Never fails,
folks always commenting on how young she looks,
with her big brown eyes,
plump face,
and rosy cheeks.
“So beautiful,” they’d say to her—at her, really—
as if placating a child with sweets to solicit a smile.
“You don’t look your age. So beautiful,”
they’d say—
a hint of a blush now bellowing its credo
from beneath a crown of majestic silver
and plastic drugstore hair combs.
Moments like those made her uncomfortable.
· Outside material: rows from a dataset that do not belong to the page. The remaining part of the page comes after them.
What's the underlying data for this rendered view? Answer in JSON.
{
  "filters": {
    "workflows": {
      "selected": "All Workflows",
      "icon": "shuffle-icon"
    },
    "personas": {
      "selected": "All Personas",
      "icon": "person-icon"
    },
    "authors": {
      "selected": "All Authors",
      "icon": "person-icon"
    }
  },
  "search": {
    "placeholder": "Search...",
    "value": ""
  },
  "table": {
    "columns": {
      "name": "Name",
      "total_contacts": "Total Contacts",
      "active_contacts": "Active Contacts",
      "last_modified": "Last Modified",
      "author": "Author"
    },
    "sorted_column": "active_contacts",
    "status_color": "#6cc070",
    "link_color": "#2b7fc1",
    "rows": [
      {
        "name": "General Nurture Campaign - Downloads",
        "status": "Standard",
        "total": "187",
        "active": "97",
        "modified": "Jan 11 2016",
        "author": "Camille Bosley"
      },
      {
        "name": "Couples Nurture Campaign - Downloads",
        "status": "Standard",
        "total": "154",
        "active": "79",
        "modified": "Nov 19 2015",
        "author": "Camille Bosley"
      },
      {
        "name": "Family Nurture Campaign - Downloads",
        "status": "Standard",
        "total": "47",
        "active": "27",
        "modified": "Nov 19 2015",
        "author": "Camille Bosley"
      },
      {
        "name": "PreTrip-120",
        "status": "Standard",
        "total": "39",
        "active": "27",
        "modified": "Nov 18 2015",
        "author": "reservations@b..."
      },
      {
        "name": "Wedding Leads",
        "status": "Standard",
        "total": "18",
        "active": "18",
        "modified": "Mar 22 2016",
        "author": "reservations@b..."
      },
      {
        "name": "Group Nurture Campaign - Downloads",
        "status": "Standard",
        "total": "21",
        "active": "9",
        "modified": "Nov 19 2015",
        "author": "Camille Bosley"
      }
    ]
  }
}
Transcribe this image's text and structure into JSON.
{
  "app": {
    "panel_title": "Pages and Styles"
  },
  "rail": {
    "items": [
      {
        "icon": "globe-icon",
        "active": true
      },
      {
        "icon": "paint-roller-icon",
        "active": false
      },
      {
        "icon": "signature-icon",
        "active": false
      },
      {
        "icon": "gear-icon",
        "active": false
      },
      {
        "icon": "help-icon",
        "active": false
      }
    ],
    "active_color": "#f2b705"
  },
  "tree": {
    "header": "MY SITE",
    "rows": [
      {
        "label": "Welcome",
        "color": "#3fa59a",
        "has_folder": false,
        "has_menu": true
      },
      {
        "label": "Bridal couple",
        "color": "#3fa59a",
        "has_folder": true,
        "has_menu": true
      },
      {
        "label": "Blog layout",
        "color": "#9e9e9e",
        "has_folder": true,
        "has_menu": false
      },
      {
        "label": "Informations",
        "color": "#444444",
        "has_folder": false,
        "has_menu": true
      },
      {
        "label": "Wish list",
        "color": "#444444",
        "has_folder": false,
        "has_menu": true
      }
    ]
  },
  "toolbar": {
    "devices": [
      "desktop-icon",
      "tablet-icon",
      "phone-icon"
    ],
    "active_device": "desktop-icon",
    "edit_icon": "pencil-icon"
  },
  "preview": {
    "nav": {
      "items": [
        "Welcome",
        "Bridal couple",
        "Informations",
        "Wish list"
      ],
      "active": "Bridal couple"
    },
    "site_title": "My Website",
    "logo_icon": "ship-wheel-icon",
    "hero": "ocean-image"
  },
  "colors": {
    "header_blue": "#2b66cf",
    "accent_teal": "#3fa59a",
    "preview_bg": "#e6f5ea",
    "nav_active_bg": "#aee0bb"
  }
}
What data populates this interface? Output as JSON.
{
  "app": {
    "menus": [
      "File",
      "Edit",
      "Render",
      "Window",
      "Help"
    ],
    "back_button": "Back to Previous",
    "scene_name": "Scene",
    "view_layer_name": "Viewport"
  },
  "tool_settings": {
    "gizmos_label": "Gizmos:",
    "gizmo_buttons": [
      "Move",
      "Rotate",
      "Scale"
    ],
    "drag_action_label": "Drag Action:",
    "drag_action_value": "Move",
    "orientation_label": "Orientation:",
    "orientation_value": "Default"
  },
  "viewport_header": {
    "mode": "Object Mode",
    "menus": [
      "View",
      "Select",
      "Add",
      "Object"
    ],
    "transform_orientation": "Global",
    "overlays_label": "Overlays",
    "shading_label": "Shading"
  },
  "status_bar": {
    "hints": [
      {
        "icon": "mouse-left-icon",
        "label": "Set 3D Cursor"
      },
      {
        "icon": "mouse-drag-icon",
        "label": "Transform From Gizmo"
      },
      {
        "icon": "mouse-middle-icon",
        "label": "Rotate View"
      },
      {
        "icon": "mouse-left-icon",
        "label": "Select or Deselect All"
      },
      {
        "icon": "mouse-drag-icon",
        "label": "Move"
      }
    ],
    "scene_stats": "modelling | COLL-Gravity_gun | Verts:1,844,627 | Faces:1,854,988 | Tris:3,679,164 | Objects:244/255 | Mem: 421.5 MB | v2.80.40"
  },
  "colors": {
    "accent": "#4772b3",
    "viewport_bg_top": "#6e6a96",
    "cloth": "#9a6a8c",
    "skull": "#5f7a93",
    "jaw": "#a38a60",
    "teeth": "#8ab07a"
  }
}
Perhaps, she couldn’t take a compliment
or, maybe, such talk—about how well she was preserved—
made her think a deer head mounted on a wall
or an excavated soul, frozen in time
under the precipitant weight of a life long gone.
All you can do is smile
when the words don’t come,
when your outside
doesn’t jive with what’s happening within.
So, she just sits there in her hospital bed
and smiles,
replaying old stories in her head,
sepia-toned, laden with scratches,
the plots ever-changing with every warp
and curl of the film.
But, the gears are rusty. They catch and stick,
stopping motion and sound.
Stopping time—
another intermission—
as images and truths bubble and melt,
peeling away into the blankness of a white screen.
So, she just sits there, smiling away tears,
thinking,
“The damned projector ate another one.”